Soldiers watch a cargo container ship cross the new section of the Suez Canal after the opening ceremony in Ismailia, Egypt, 6 August 2015. (photo AP Hollandse Hoogte ⁃ Hassan Ammar)
Soldiers watch a cargo container ship cross the new section of the Suez Canal after the opening ceremony in Ismailia, Egypt, 6 August 2015. (photo AP Hollandse Hoogte ⁃ Hassan Ammar)

Trust reflects positively on nations’ rapid economic growth argues renowned political scientist Francis Fukuyama. To further illustrate his point, Fukuyama claims in his book, Trust: The Social Virtues and the Creation of Prosperity, that the high level of mutual trust and other shared positive cultural traits, such as hard work, have empowered Germany and Japan to become advanced nations. In the Egyptian business community, there is a noticeable shortage of trust that often leads to considerable business deceleration.

Nevertheless, the absence of trust in a given society could be compensated to some degree by the proper application of rule of law, which is also lacking in Egypt, either due to the ambiguity of our laws or to the extensively lengthy and bureaucratic proceedings of our courts. Egypt is known for its formidable government bureaucracy that can be circumvented by bribes whose sizes vary depending on the value of the transaction and the length of the bureaucratic procedure.

Some argue, correctly, that bureaucracy and corruption have been rampant and thriving in Egypt for decades. In the past, however, the Egyptian economy was mainly driven by cronies who were adept at overcoming both challenges smoothly and elegantly. Nowadays, Egyptian State entities are taking over projects from the famous Egyptian business cronies; while the timeframes of the projects they implement are admirable, these State entities certainly lack the entrepreneurship and the innovation that the private sector has the potential to offer.

Egyptians are generally individually driven creatures; rather than doing the right thing, they prefer to satisfy their personal egos by delusionally believing that they are always right! This behavior is plainly noticeable in most Egyptian family businesses wherein siblings immediately split inherited businesses to enable each family member to do whatever satisfies their personal egoism. Some families even tend to divide the business during the lifespan of the father to avoid any conflict in the event of his demise!

Furthermore, Egyptian society is formed of people with limited ambitions who don’t have any desire to expand their businesses internationally, or even regionally. I can’t think of a single Egyptian business enterprise that has a regional presence. By contrast, many Arab companies and banks are successfully expanding in the region, including in Egypt. Even products produced exclusively by Egyptians, such as our movies, are broadcast regionally, and successfully, by non-Egyptian media channels.

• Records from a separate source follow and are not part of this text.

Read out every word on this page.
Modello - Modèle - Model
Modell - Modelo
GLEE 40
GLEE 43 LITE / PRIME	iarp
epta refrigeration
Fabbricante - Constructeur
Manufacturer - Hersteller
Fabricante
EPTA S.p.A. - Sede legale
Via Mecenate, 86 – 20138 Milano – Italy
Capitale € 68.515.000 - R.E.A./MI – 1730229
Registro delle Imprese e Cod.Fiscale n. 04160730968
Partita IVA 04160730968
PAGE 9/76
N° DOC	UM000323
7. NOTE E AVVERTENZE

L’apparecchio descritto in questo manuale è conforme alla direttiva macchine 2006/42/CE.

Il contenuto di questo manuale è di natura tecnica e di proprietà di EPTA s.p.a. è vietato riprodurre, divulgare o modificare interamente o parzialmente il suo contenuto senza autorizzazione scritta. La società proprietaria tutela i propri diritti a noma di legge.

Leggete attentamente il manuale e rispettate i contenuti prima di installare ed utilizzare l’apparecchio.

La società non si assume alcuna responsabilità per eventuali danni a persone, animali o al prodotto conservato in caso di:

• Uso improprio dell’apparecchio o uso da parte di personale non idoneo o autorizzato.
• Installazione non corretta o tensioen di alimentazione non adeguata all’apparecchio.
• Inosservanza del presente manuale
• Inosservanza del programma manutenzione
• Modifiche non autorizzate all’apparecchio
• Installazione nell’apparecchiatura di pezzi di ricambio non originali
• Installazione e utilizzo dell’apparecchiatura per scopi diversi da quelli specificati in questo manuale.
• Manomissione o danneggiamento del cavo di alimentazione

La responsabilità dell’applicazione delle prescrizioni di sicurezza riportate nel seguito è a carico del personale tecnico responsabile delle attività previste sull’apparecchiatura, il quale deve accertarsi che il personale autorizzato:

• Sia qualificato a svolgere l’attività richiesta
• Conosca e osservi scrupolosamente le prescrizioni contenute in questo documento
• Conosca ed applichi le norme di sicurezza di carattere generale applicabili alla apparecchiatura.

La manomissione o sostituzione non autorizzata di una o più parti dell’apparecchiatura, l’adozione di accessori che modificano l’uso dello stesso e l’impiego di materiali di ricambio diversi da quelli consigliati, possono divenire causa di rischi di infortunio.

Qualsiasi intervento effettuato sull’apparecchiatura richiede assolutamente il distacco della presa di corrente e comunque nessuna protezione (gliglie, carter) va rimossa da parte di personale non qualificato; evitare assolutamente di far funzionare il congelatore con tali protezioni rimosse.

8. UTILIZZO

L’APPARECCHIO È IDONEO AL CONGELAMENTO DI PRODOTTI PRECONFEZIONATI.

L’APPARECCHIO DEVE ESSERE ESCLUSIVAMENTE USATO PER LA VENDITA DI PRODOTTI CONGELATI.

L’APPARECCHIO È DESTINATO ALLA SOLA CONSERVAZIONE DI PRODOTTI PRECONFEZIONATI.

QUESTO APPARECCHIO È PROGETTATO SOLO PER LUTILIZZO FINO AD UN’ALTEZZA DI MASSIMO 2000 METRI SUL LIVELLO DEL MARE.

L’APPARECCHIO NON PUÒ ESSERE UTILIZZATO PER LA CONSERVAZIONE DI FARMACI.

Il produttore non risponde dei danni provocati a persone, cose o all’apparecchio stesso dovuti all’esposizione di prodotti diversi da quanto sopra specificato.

We are a society that easily settles for compromises. However, we are also an over-demanding society; werequire new employees to fulfill high-quality criteria that many of their present directors often cannot meet. Furthermore, the vast majority of Egyptian employees doesn’t work to advance their organizations’ productivity, which may directly affect their conditions of employment. Instead, they are constantly searching for new jobs, convinced that the professionalism that is lacking in their present workplace can be found in a new enterprise.

Moreover, paying millions of dollars to international TV channels to promote Egypt as an attractive investment or tourism destination will certainly interest the world in learning more about our investment opportunities, rules and business environment – which should have prompted us to work on addressing our business structure deficiencies prior to publicizing ourselves globally.

Egypt presently lacks the principal pillars for founding a sound economic platform that are needed to develop a truly modernized nation. Egyptian private enterprises will not be stimulated to modernize their entities on their own; our society is a naturally “static” society, wherein citizens prefer to prolong their respective enterprises’ status rather than risk changes that they can’t apply! This attitude is shared even by various Egyptian chambers of commerce and industry, who work to serve their members’ business aspirations.

The Egyptian government needs to expand its leadership role to fix our socioeconomic flaws, carefully addressing the private sector’s challenges by offering a bundle of scientific solutions. The government must immediately work on advancing rule of law, meritocracy and sound economic policy; these practicalities will help Egyptians to restore better socioeconomic norms. The sooner we tackle these issues, the better the results will be.